The report pointed to the stumbling of many new oil projects and the reduction of drilling activities, especially in the United States, which most of the rock companies cannot cope with the current level of prices at the mid-thirties of dollars, while the cost of production in some of them reaches about $ 50 a barrel or more, explaining Indeed, before the recent Corona crisis, American companies were suffering from difficulties in financing, especially for small producers, which led to an observed slowdown in growth, compared to other previous years in which the “rocky” record reached record levels, especially from the prime field.
Oil prices concluded last week on the worst weekly performance since the global financial crisis in 2008 affected by the outbreak of the Coronavirus, amid fears of slowing demand and expectations of a record increase in supply.
The rare mix of supply and demand shocks has caused the crude market to collapse as producers around the world prepare for an unexpected oil glut in the coming weeks.
Prices rose in transactions last Friday, recovered after the United States and other countries announced plans to support the weakening economies, but Brent crude fell 25 percent over the week, in its biggest weekly loss since the global financial crisis in 2008.
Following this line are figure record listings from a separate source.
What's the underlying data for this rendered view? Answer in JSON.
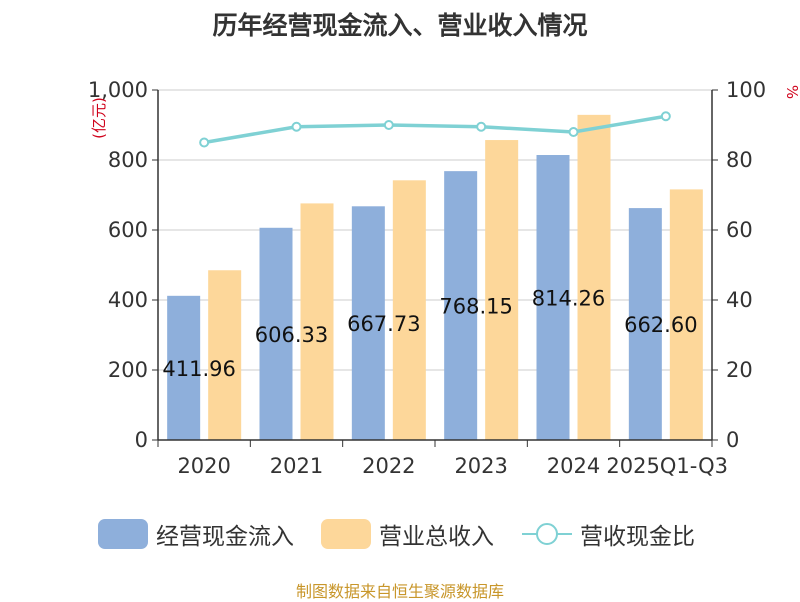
{
  "colors": {
    "cash_inflow": "#8eafdb",
    "revenue": "#fdd79a",
    "ratio": "#7fd1d4",
    "source_text": "#c8962a",
    "unit_text": "#d0021b"
  },
  "chart_data": {
    "type": "bar",
    "title": "历年经营现金流入、营业收入情况",
    "categories": [
      "2020",
      "2021",
      "2022",
      "2023",
      "2024",
      "2025Q1-Q3"
    ],
    "left_axis": {
      "unit": "(亿元)",
      "ylim": [
        0,
        1000
      ],
      "ticks": [
        "0",
        "200",
        "400",
        "600",
        "800",
        "1,000"
      ]
    },
    "right_axis": {
      "unit": "%",
      "ylim": [
        0,
        100
      ],
      "ticks": [
        "0",
        "20",
        "40",
        "60",
        "80",
        "100"
      ]
    },
    "grid": true,
    "legend_position": "bottom",
    "series": [
      {
        "name": "经营现金流入",
        "type": "bar",
        "axis": "left",
        "values": [
          411.96,
          606.33,
          667.73,
          768.15,
          814.26,
          662.6
        ],
        "labels": [
          "411.96",
          "606.33",
          "667.73",
          "768.15",
          "814.26",
          "662.60"
        ]
      },
      {
        "name": "营业总收入",
        "type": "bar",
        "axis": "left",
        "values": [
          485,
          676,
          742,
          857,
          929,
          716
        ]
      },
      {
        "name": "营收现金比",
        "type": "line",
        "axis": "right",
        "values": [
          85,
          89.5,
          90,
          89.5,
          88,
          92.5
        ]
      }
    ]
  },
  "legend": [
    {
      "label": "经营现金流入"
    },
    {
      "label": "营业总收入"
    },
    {
      "label": "营收现金比"
    }
  ],
  "source": "制图数据来自恒生聚源数据库"
}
According to "Reuters", "Brent" rose 63 cents, to settle the settlement price at 33.85 dollars a barrel, while West Texas rose 23 cents to close at 31.73 dollars a barrel, and US crude futures fell about 23 percent over the week, which is the largest Her loss in percentage since 2008.
Oil and stock markets drew some support from hopes of a US stimulus package that could ease the economic shock caused by the Coronavirus.
"There is hope that all of this stimulus will bring stability to the economy, relieve some of the concerns about weak demand and keep parts of the economy strong enough to support oil prices," said Phil Flynn, an analyst at Price Futures Group in Chicago.
American energy companies raised the number of oil rigs operating for the fourth week in five weeks, although Exxon Mobil said it would join other producers and reduce drilling operations this year.
Baker Hughes Energy Services reported in its closely watched report that energy companies added four oil rigs last week, bringing the total number of operating rigs to 682, the highest level since December.
This represents a decline of 18 percent, compared to the same week a year ago, when the number of operating rigs was 834.
Exxon, which analysts say occupies most of the US oil rigs, has said it will cut about 20 percent of the 58 rigs it operates in the Permian Basin this year, and the Permian Basin in West Texas and eastern New Mexico is the country's largest oil shale.
In 2019, the number of oil rigs, an early indicator of future production, fell by an average of 208 rigs, after rising by 138 in 2018 as independent exploration and production companies cut spending on new drilling as shareholders sought better financial returns, in light of the situation Energy prices fall.
A Reuters survey concluded that oil prices tend to lie near current low levels in the coming months, as a faltering agreement by producers to limit production harms an already reeling market due to falling demand caused by the Coronavirus.
Analysts in the quick opinion poll reduced their expectations for Brent crude prices, to $ 42 a barrel on average this year, compared to an average of $ 60.63 a month in the February referendum.
It is expected that the average price of global benchmark crude will reach about $ 34.87 in the second quarter and $ 39.05 in the third quarter before recovering some strength and reaching $ 44.08 in the fourth quarter of the year.